Das Sportjahr 1915 – Ein dubioser
Weltmeisterschafts-Boxkampf
Von einem schnellen und kurzen Krieg war zu Beginn
des Jahres 1915 keine Rede mehr. Längst war die
Euphorie der Ernüchterung gewichen und
Durchhalteparolen machten die Runde.
Seit Kriegsbeginn wurde im Januar 1915 zum ersten
Mal wieder ein Radrennen im Berliner Sportpalast
veranstaltet, das der Deutsche Rennfahrer-Verband
als Wohltätigkeitsrennen austragen ließ. Im Februar
zog der Deutsche Radfahrerbund nach und nahm den
Sportbetrieb wieder auf.
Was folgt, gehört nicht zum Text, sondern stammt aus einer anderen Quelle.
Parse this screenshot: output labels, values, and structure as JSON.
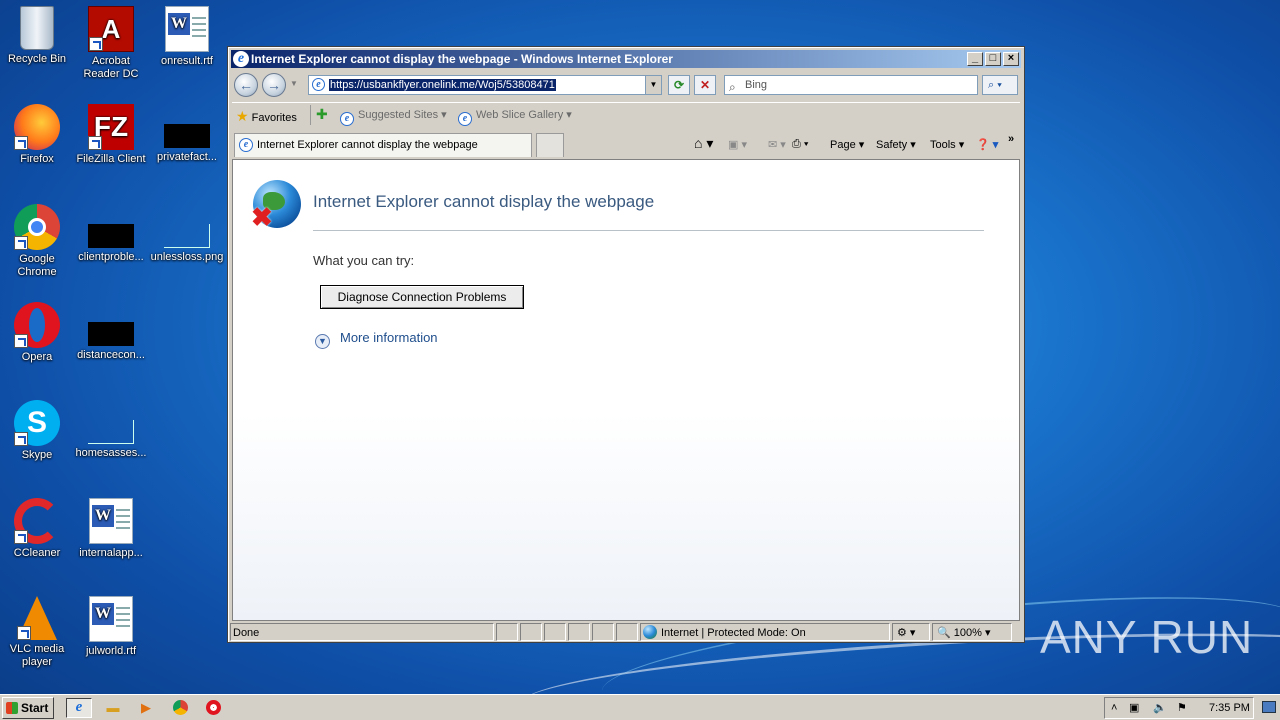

Nachwuchs sollte gefördert
werden und vor die Radsportler ersetzen, die im
Felde standen. Bei dem Rennen im Berliner
Sportpalast war – wenn man der „Vossischen Zeitung“
glaubte – sogar einen gewisse Normalität zu spüren,
die an Friedenszeiten erinnerte.
In St. Moritz, dem renommierten Wintersportdomizil
trugen die zweitägigen Skiwettbewerbe zum großen
Teil einen paramilitärischen Charakter. Die neutrale
Schweiz war nicht unmittelbar am Krieg beteiligt,
doch die Auswirkungen waren auch in St. Moritz zu
merken. Mehr als 3.000 Besucher weniger wurden im
Vergleich zur Saison des Vorjahres gezählt. Die
meisten Wintersportler waren Einheimische.
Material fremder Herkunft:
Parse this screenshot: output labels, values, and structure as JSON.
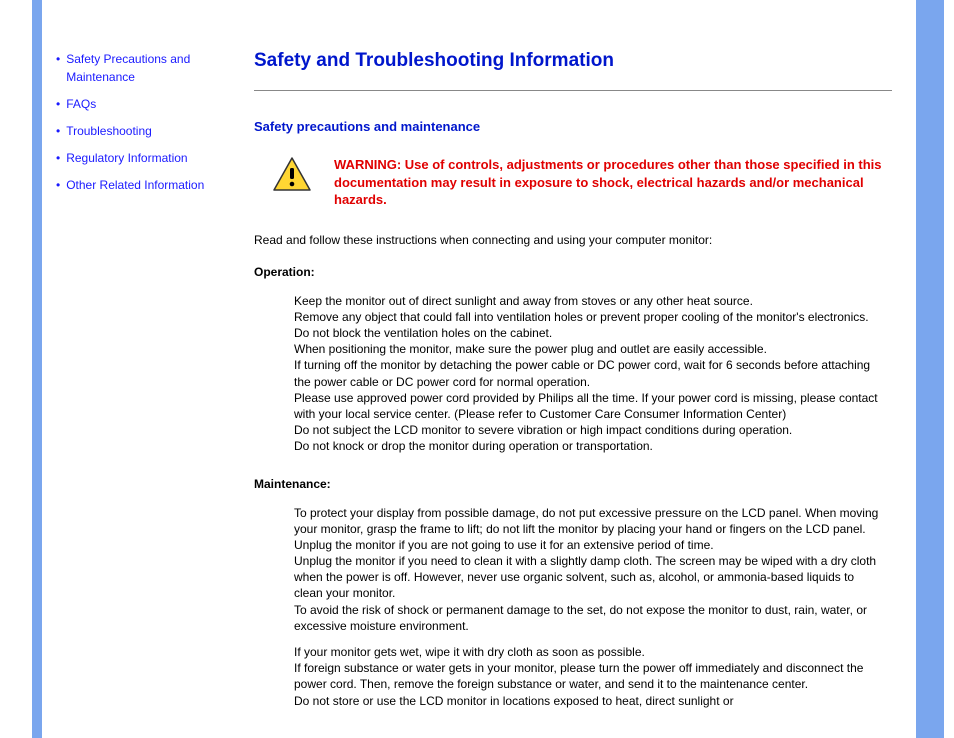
{
  "sidebar": {
    "items": [
      {
        "label": "Safety Precautions and Maintenance"
      },
      {
        "label": "FAQs"
      },
      {
        "label": "Troubleshooting"
      },
      {
        "label": "Regulatory Information"
      },
      {
        "label": "Other Related Information"
      }
    ]
  },
  "main": {
    "title": "Safety and Troubleshooting Information",
    "section_head": "Safety precautions and maintenance",
    "warning": "WARNING: Use of controls, adjustments or procedures other than those specified in this documentation may result in exposure to shock, electrical hazards and/or mechanical hazards.",
    "intro": "Read and follow these instructions when connecting and using your computer monitor:",
    "operation_head": "Operation:",
    "operation_paras": [
      "Keep the monitor out of direct sunlight and away from stoves or any other heat source.",
      "Remove any object that could fall into ventilation holes or prevent proper cooling of the monitor's electronics.",
      "Do not block the ventilation holes on the cabinet.",
      "When positioning the monitor, make sure the power plug and outlet are easily accessible.",
      "If turning off the monitor by detaching the power cable or DC power cord, wait for 6 seconds before attaching the power cable or DC power cord for normal operation.",
      "Please use approved power cord provided by Philips all the time. If your power cord is missing, please contact with your local service center. (Please refer to Customer Care Consumer Information Center)",
      "Do not subject the LCD monitor to severe vibration or high impact conditions during operation.",
      "Do not knock or drop the monitor during operation or transportation."
    ],
    "maintenance_head": "Maintenance:",
    "maintenance_paras": [
      "To protect your display from possible damage, do not put excessive pressure on the LCD panel. When moving your monitor, grasp the frame to lift; do not lift the monitor by placing your hand or fingers on the LCD panel.",
      "Unplug the monitor if you are not going to use it for an extensive period of time.",
      "Unplug the monitor if you need to clean it with a slightly damp cloth. The screen may be wiped with a dry cloth when the power is off. However, never use organic solvent, such as, alcohol, or ammonia-based liquids to clean your monitor.",
      "To avoid the risk of shock or permanent damage to the set, do not expose the monitor to dust, rain, water, or excessive moisture environment."
    ],
    "maintenance_paras2": [
      "If your monitor gets wet, wipe it with dry cloth as soon as possible.",
      "If foreign substance or water gets in your monitor, please turn the power off immediately and disconnect the power cord. Then, remove the foreign substance or water, and send it to the maintenance center.",
      "Do not store or use the LCD monitor in locations exposed to heat, direct sunlight or"
    ]
  }
}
Im September fanden in Berlin die Deutschen
Leichtathletikmeisterschaften statt. Sie wurden auf
dem Turnerschaftssportplatz am Baumschulenweg
ausgetragen. An den 13 Wettkämpfen nahmen etwa 200
Sportlern teil, die aus 45 Vereinen aus dem ganzen
Gebiet des Deutschen Reiches zusammengekommen waren.
Die Veranstaltung wurde mit etwa 3.000 Zuschauern
die größte Leichtathletik-Konkurrenz im Deutschen
Reich. Die meisten Sportler, die in Berlin hätten
antreten können, waren allerdings beim Militär. So
hielten sich die Teilnehmerzahlen in den meisten
Disziplinen auffallend in Grenzen.
In Berlin fand seit dem Ausbruch des Krieges auch
wieder ein Trabrennen statt. In Berlin-Mariendorf
wurden sieben Prüfungen veranstaltet, bei denen ein
Wettumsatz von 126.000 Mark gemacht wurde. Der
Pferdesport und die Pferdewetten hatten trotz des
Krieges nichts an ihrem Zulauf verloren.
Die Deutschen Landesmeisterschaften im Fußball
wurden im Jahr 1915 nicht ausgetragen. Deutschland
absolvierte auch keine Länderspiele. Im Eiskunstlauf
wurden ebenfalls keine Meisterschaften veranstaltet.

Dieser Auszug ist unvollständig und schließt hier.